Single by Breaking Benjamin

from the album Dark Before Dawn
- Released: March 23, 2015
- Genre: Alternative metal; post-grunge; hard rock;
- Length: 3:35
- Label: Hollywood
- Songwriter: Benjamin Burnley
- Producer: Benjamin Burnley

Breaking Benjamin singles chronology
| "Blow Me Away" (2010) | "Failure" (2015) | "Angels Fall" (2015) |

Music video
- "Failure" on YouTube

= Failure (Breaking Benjamin song) =

"Failure" is a song by American rock band Breaking Benjamin. The song was released on March 23, 2015, as the lead single on the band's fifth studio album, Dark Before Dawn. The track marks the band's first release since the start of an extended hiatus entered upon in mid-2010, and is also the first recording to feature a different lineup alongside singer, writer, and guitarist Benjamin Burnley. The track is their third single to reach No. 1 on the Mainstream Rock Tracks chart, after "Breath" (2006) and "I Will Not Bow" (2009), and spent nine weeks there. On January 9, 2017, the single was certified Gold by the RIAA.

==Music==
Loudwires Chad Childers stated the song is "stylistically true" to the band's past content, and Dominique Kollie of Moargeek said "the song features the band's signature sound of metal-driven riffs coupled with soft hooks that maintain its angst-filled energy". At MusicSnake, it is stated as "sure to catch the interest of alternative rock fans". Metal Insider's Bran Teitelman associates the song with "the band's melodic mainstream hard rock".

==Release==
On March 12, 2015, Breaking Benjamin released a 15-second teaser of "Failure", though its name was not confirmed until March 18, when it was formally announced via K-SHE '95. On March 23, it became available as an automatic download with the pre-order of Dark Before Dawn, but was also dispersed via rock radio and other media.
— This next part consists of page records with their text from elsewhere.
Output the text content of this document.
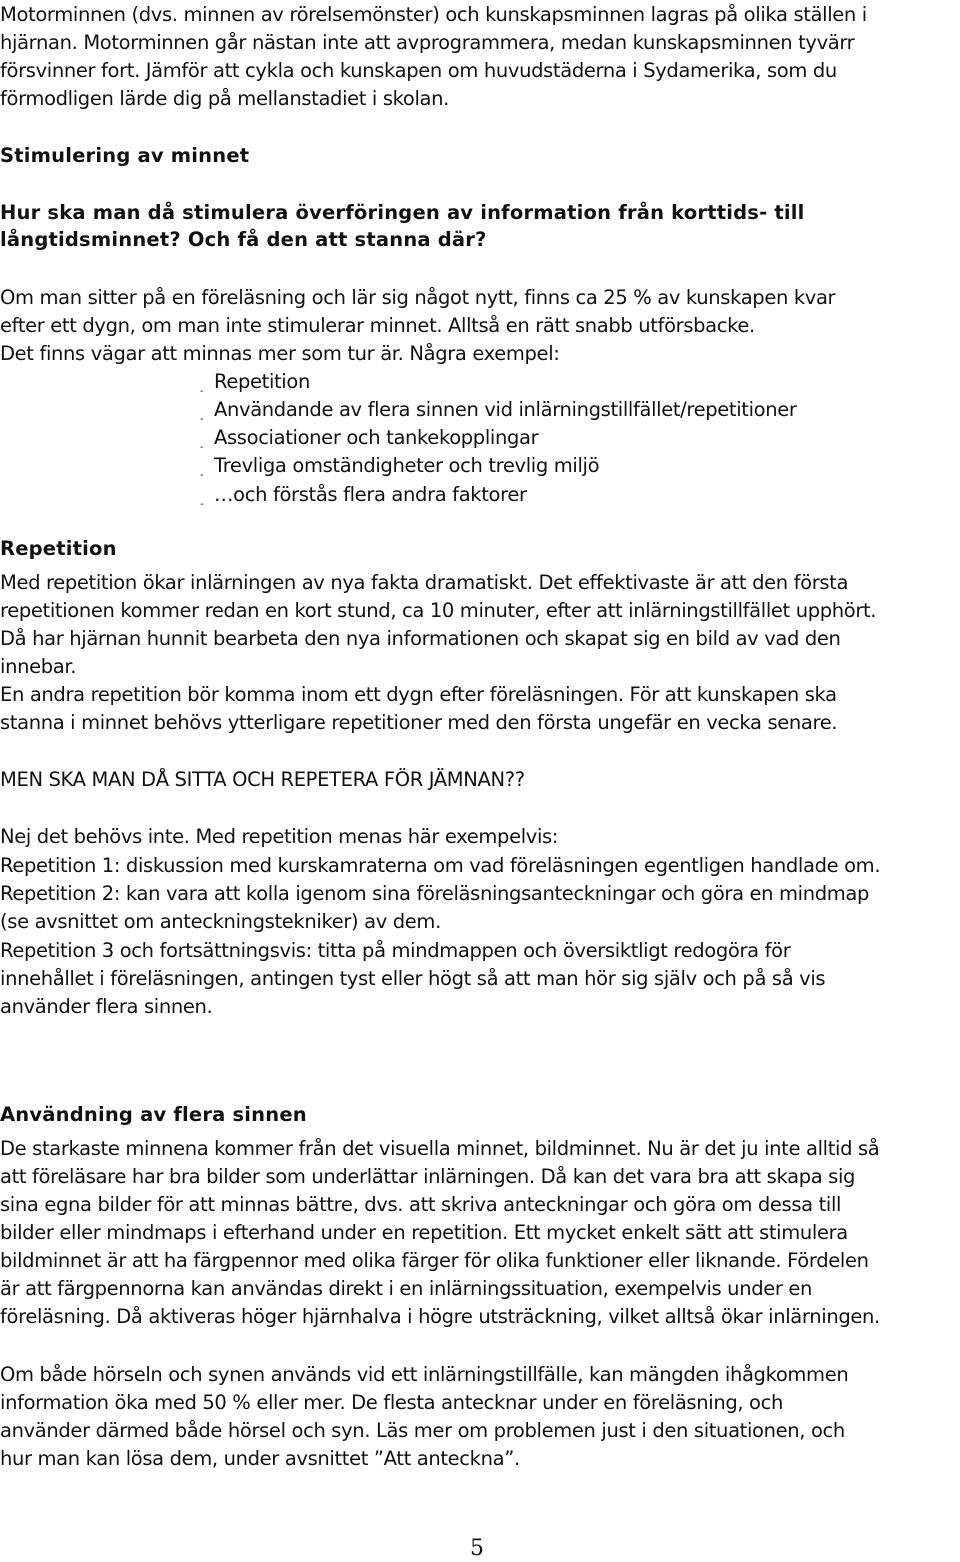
Motorminnen (dvs. minnen av rörelsemönster) och kunskapsminnen lagras på olika ställen i
hjärnan. Motorminnen går nästan inte att avprogrammera, medan kunskapsminnen tyvärr
försvinner fort. Jämför att cykla och kunskapen om huvudstäderna i Sydamerika, som du
förmodligen lärde dig på mellanstadiet i skolan.
Stimulering av minnet
Hur ska man då stimulera överföringen av information från korttids- till
långtidsminnet? Och få den att stanna där?
Om man sitter på en föreläsning och lär sig något nytt, finns ca 25 % av kunskapen kvar
efter ett dygn, om man inte stimulerar minnet. Alltså en rätt snabb utförsbacke.
Det finns vägar att minnas mer som tur är. Några exempel:
- Repetition
- Användande av flera sinnen vid inlärningstillfället/repetitioner
- Associationer och tankekopplingar
- Trevliga omständigheter och trevlig miljö
- …och förstås flera andra faktorer
Repetition
Med repetition ökar inlärningen av nya fakta dramatiskt. Det effektivaste är att den första
repetitionen kommer redan en kort stund, ca 10 minuter, efter att inlärningstillfället upphört.
Då har hjärnan hunnit bearbeta den nya informationen och skapat sig en bild av vad den
innebar.
En andra repetition bör komma inom ett dygn efter föreläsningen. För att kunskapen ska
stanna i minnet behövs ytterligare repetitioner med den första ungefär en vecka senare.
MEN SKA MAN DÅ SITTA OCH REPETERA FÖR JÄMNAN??
Nej det behövs inte. Med repetition menas här exempelvis:
Repetition 1: diskussion med kurskamraterna om vad föreläsningen egentligen handlade om.
Repetition 2: kan vara att kolla igenom sina föreläsningsanteckningar och göra en mindmap
(se avsnittet om anteckningstekniker) av dem.
Repetition 3 och fortsättningsvis: titta på mindmappen och översiktligt redogöra för
innehållet i föreläsningen, antingen tyst eller högt så att man hör sig själv och på så vis
använder flera sinnen.
Användning av flera sinnen
De starkaste minnena kommer från det visuella minnet, bildminnet. Nu är det ju inte alltid så
att föreläsare har bra bilder som underlättar inlärningen. Då kan det vara bra att skapa sig
sina egna bilder för att minnas bättre, dvs. att skriva anteckningar och göra om dessa till
bilder eller mindmaps i efterhand under en repetition. Ett mycket enkelt sätt att stimulera
bildminnet är att ha färgpennor med olika färger för olika funktioner eller liknande. Fördelen
är att färgpennorna kan användas direkt i en inlärningssituation, exempelvis under en
föreläsning. Då aktiveras höger hjärnhalva i högre utsträckning, vilket alltså ökar inlärningen.
Om både hörseln och synen används vid ett inlärningstillfälle, kan mängden ihågkommen
information öka med 50 % eller mer. De flesta antecknar under en föreläsning, och
använder därmed både hörsel och syn. Läs mer om problemen just i den situationen, och
hur man kan lösa dem, under avsnittet ”Att anteckna”.
5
A lyric video and official music video for the song was released via Vevo on May 15 and June 26, respectively.

==Personnel==
- Band
- Benjamin Burnley – lead vocals, rhythm guitar
- Jasen Rauch – lead guitar
- Keith Wallen – rhythm guitar, backing vocals
- Aaron Bruch – bass, backing vocals
- Shaun Foist – drums, percussion

- Production
- Benjamin Burnley – composer, producer
- Ted Jensen – mastering
- Digital editing/engineering
  - John Bender
  - Jim Romano
  - Dan Korneff
- Mixing
  - Chris Lord-Alge
  - Ben Grosse
  - Keith Armstrong
  - Nik Harpen

==Charts==

===Weekly charts===

Weekly chart performance for "Failure"
| Chart (2015) | Peak position |
|---|---|
| Canada Rock (Billboard) | 35 |
| US Billboard Hot 100 | 80 |
| US Hot Rock & Alternative Songs (Billboard) | 8 |
| US Rock & Alternative Airplay (Billboard) | 6 |

===Year-end charts===

Year-end chart performance for "Failure"
| Chart (2015) | Position |
|---|---|
| US Hot Rock Songs (Billboard) | 32 |
| US Rock Airplay (Billboard) | 27 |

==Certifications==

Certifications for "Failure"
| Region | Certification | Certified units/sales |
| United States (RIAA) | Gold | 500,000^{‡} |
^{‡} Sales+streaming figures based on certification alone.